Freitag, 14. Mai 2021
The Needle Man
Kaum ein Ereignis wird derzeit öfter in den privat-darstellenden Medien dokumentiert als die Coronaschutzimpfung. Deshalb halte auch ich hier fest, ich wurde heute geimpft. Zuvor hatte ich aufmerksam die Berichte in bekannten Blogs und Twitter gelesen, wie sowas vonstatten geht. Man will ja schließlich gut vorbereitet sein. Der Tenor war einstimmig, das Personal sei freundlich aufmerksam und die Grundstimmung fröhlich, gelöst. Bis zur Impfkabine kann ich das durchweg bestätigen, hinter dem Vorhang kippte die Stimmung in Irritation.

Nun muss man wissen, dass ich schon berufsbedingt ein freundlicher und offener Mensch bin. Man könnte sogar behaupten, ich war es auch vorher schon, denn diese Eigenschaften gehören zu den Auswahlkriterien von Fluggesellschaftspersonal. Zudem habe ich viel Erfahrung im Umgang mit den unterschiedlichsten Charakteren. Manche sind, sagen wir mal schwieriger als andere. Servicepersonal weiß das, weshalb ich mich durchweg bemühe, Kolleg:innen aus dieser Sparte keine zusätzlichen Umstände zu bereiten. Läuft dann eine Situation seltsam schief, kann es nur daran gelegen haben, dass ich was falsch verstand - die Kommunikation und ihre Grundvoraussetzung (Annahmen) lief aus dem Ruder.

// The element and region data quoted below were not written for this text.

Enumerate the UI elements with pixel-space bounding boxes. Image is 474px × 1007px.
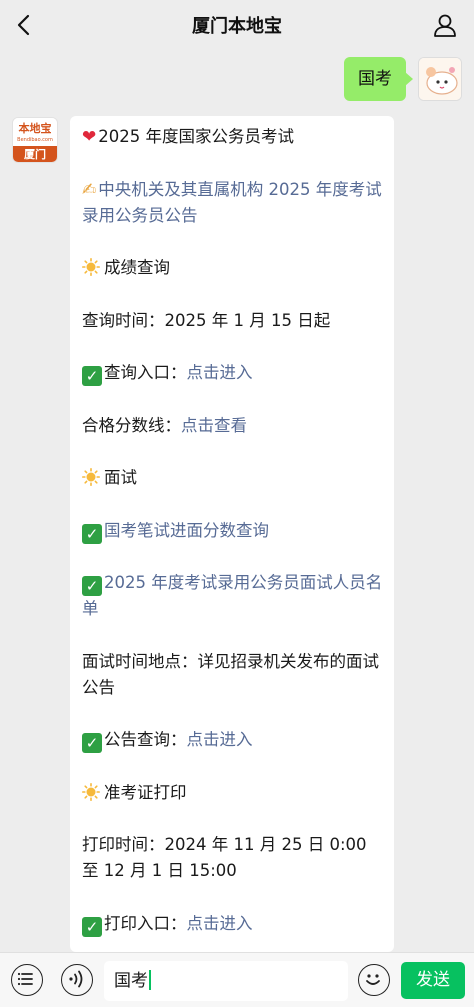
heart-icon: ❤ [82,127,97,147]
logo-city: 厦门 [13,146,57,162]
announcement-line[interactable]: ✍ 中央机关及其直属机构 2025 年度考试录用公务员公告 [82,177,384,229]
sun-icon [82,258,100,276]
print-entry-label: 打印入口： [104,913,187,933]
bot-avatar[interactable]: 本地宝 Bendibao.com 厦门 [12,117,58,163]
interview-score-line: ✓ 国考笔试进面分数查询 [82,518,384,544]
interview-score-link[interactable]: 国考笔试进面分数查询 [104,521,269,540]
send-button[interactable]: 发送 [401,962,465,999]
check-mark-icon: ✓ [82,733,102,753]
sun-icon [82,782,100,801]
check-mark-icon: ✓ [82,576,102,596]
interview-heading: 面试 [104,468,137,487]
menu-list-icon [18,973,34,986]
score-entry-line: ✓ 查询入口：点击进入 [82,360,384,386]
emoji-icon [366,974,381,986]
page-title: 厦门本地宝 [192,16,282,37]
message-input-value: 国考 [114,971,148,991]
sun-icon [82,468,100,486]
pass-line-line: 合格分数线：点击查看 [82,413,384,439]
user-profile-icon[interactable] [432,12,458,38]
voice-icon [69,970,83,988]
check-mark-icon: ✓ [82,916,102,937]
user-message-bubble[interactable]: 国考 [344,57,413,101]
score-heading-line: 成绩查询 [82,255,384,281]
emoji-button[interactable] [358,964,390,996]
notice-line: ✓ 公告查询：点击进入 [82,727,384,753]
score-entry-label: 查询入口： [104,363,187,382]
menu-list-button[interactable] [11,964,43,996]
interview-list-link[interactable]: 2025 年度考试录用公务员面试人员名单 [82,573,382,618]
pass-line-link[interactable]: 点击查看 [181,416,247,435]
ticket-heading: 准考证打印 [104,782,187,802]
interview-list-line: ✓ 2025 年度考试录用公务员面试人员名单 [82,570,384,622]
bot-logo: 本地宝 Bendibao.com [13,118,57,146]
writing-hand-icon: ✍ [82,179,97,200]
input-bar: 国考 发送 [0,952,474,1007]
score-entry-link[interactable]: 点击进入 [187,363,253,382]
ticket-heading-line: 准考证打印 [82,780,384,806]
interview-heading-line: 面试 [82,465,384,491]
announcement-link[interactable]: 中央机关及其直属机构 2025 年度考试录用公务员公告 [82,180,382,225]
voice-button[interactable] [61,964,93,996]
print-entry-line: ✓ 打印入口：点击进入 [82,911,384,937]
score-heading: 成绩查询 [104,258,170,277]
check-mark-icon: ✓ [82,366,102,386]
check-mark-icon: ✓ [82,523,102,544]
logo-text: 本地宝 [18,122,52,135]
text-caret [149,970,151,990]
notice-label: 公告查询： [104,730,187,749]
back-arrow-icon[interactable] [12,12,38,38]
exam-title: 2025 年度国家公务员考试 [98,127,294,146]
exam-title-line: ❤ 2025 年度国家公务员考试 [82,124,384,150]
cartoon-avatar-icon [419,58,461,100]
print-entry-link[interactable]: 点击进入 [187,914,253,933]
user-avatar[interactable] [418,57,462,101]
interview-place: 面试时间地点：详见招录机关发布的面试公告 [82,651,379,697]
notice-link[interactable]: 点击进入 [187,730,253,749]
top-bar: 厦门本地宝 [0,0,474,50]
print-time: 打印时间：2024 年 11 月 25 日 0:00 至 12 月 1 日 15… [82,835,367,880]
score-time: 查询时间：2025 年 1 月 15 日起 [82,310,331,330]
message-input[interactable]: 国考 [104,961,348,1001]
pass-line-label: 合格分数线： [82,415,181,435]
logo-subtext: Bendibao.com [17,137,53,143]
user-message: 国考 [344,57,462,101]
bot-message-bubble: ❤ 2025 年度国家公务员考试 ✍ 中央机关及其直属机构 2025 年度考试录用公… [70,116,394,952]
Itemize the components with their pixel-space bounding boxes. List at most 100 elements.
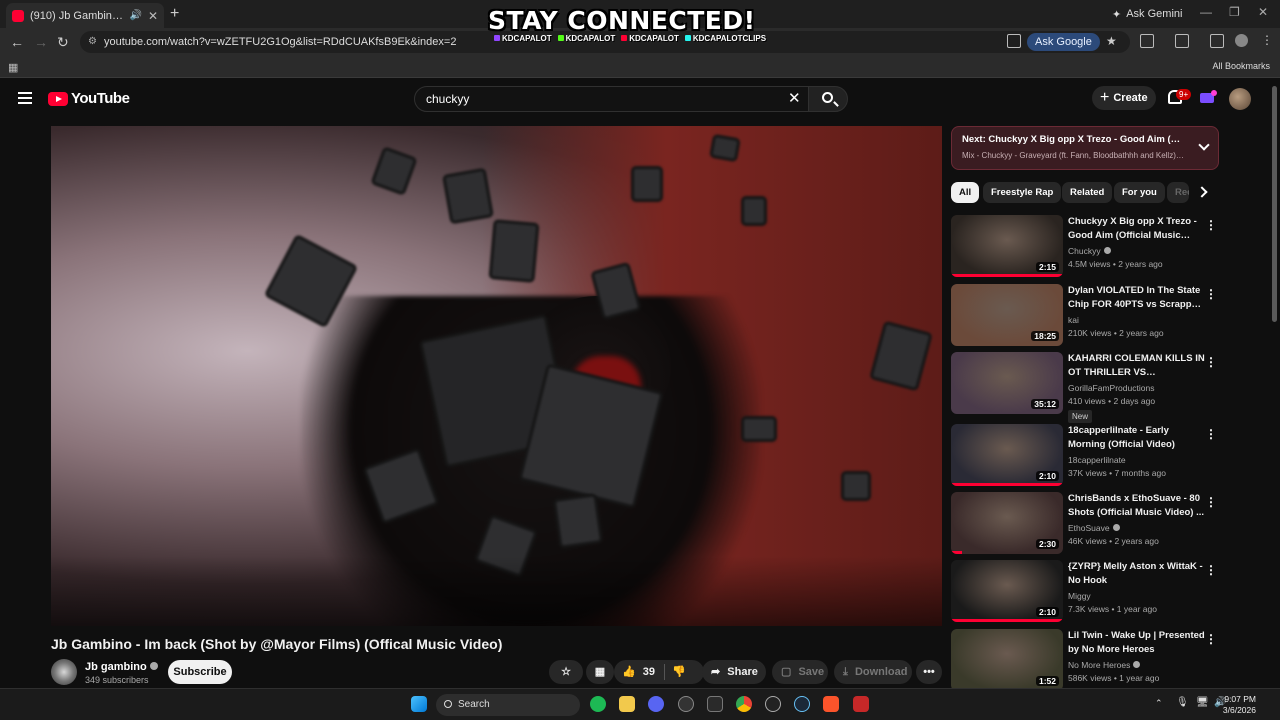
- save-button[interactable]: ▢ Save: [772, 660, 828, 684]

Personal, das sich freiwillig zur Durchführung und Organisation von Massenimpfungen bereiterklärt, sind in meinen Augen Alltagshelden, ich möchte ihnen so wenig wie möglich zusätzliche Arbeit bereiten, weshalb ich auf dem Impfbogen "ausdrücklich auf das ärztliche Aufklärungsgespräch verzichten" ankreuzte. Das schien aber den Impfarzt nicht sonderlich zu beeindrucken. Bedächtig hob er an, mich auf Nebenwirkungen hinzuweisen. Ich nickte freundlich und murmelte gelegentlich ein "ja" durch die Maske. Danach suchte er lange nach einem Platz in meinem Impfbuch, um die Coronaimpfung einzutragen. Man könne es ja bei der Tuberkuloseimpfung eintragen, wofür das Wort Tuberkulose auf der Seite oben dick durchstrich und in etwas krakeliger, an Sütterlin erinnernde Schreibschrift "Corona" drüberschrieb. Dann füllte er die Spalten der Tabelle aus und strichelte anschließend einen Trennstrich unter seinen Eintrag. "Für die zweite Impfung", wie er bemerkte und ich solle das daheim dann noch schön mit Lineal nachziehen, da er das hier nicht könne. "Ach das macht nichts...", erwiderte ich. Den nächsten Satz konnte ich nicht mehr anfügen, weil mir der Arzt ins Wort fiel. Schließlich würde er sich hier sehr viel Mühe geben und das sei ein Dokument von ausserordentlicher Wichtigkeit, das mache schon etwas. Als ich auf die ausgefledderten Ränder hinwies, die von kontinuierlicher Aufbewahrung in meiner Uniformhandtasche stammen, bemerkte er, die müsse ich mit Tesa reparieren.

Spätestens als er mir den Ärmel herunterzog, nachdem er mir das Pflaster aufgeklebt hatte, war ich doch sehr irritiert. Nicht nur möchte ich mich selbst aus- und wieder anziehen, sondern auch nicht wie ein Schulmädchen belehrt werden. Der Knoten im Magen löste sich auch nicht wieder während der Busfahrt zur Ubahnhaltestelle. Und die Frage, ob ich in diesem Fall überempfindlich reagierte, schwirrt noch immer in meinem Kopf. War ich am Ende gar gemansplained worden? Es wird sich im Nachhinein nicht eindeutig klären lassen.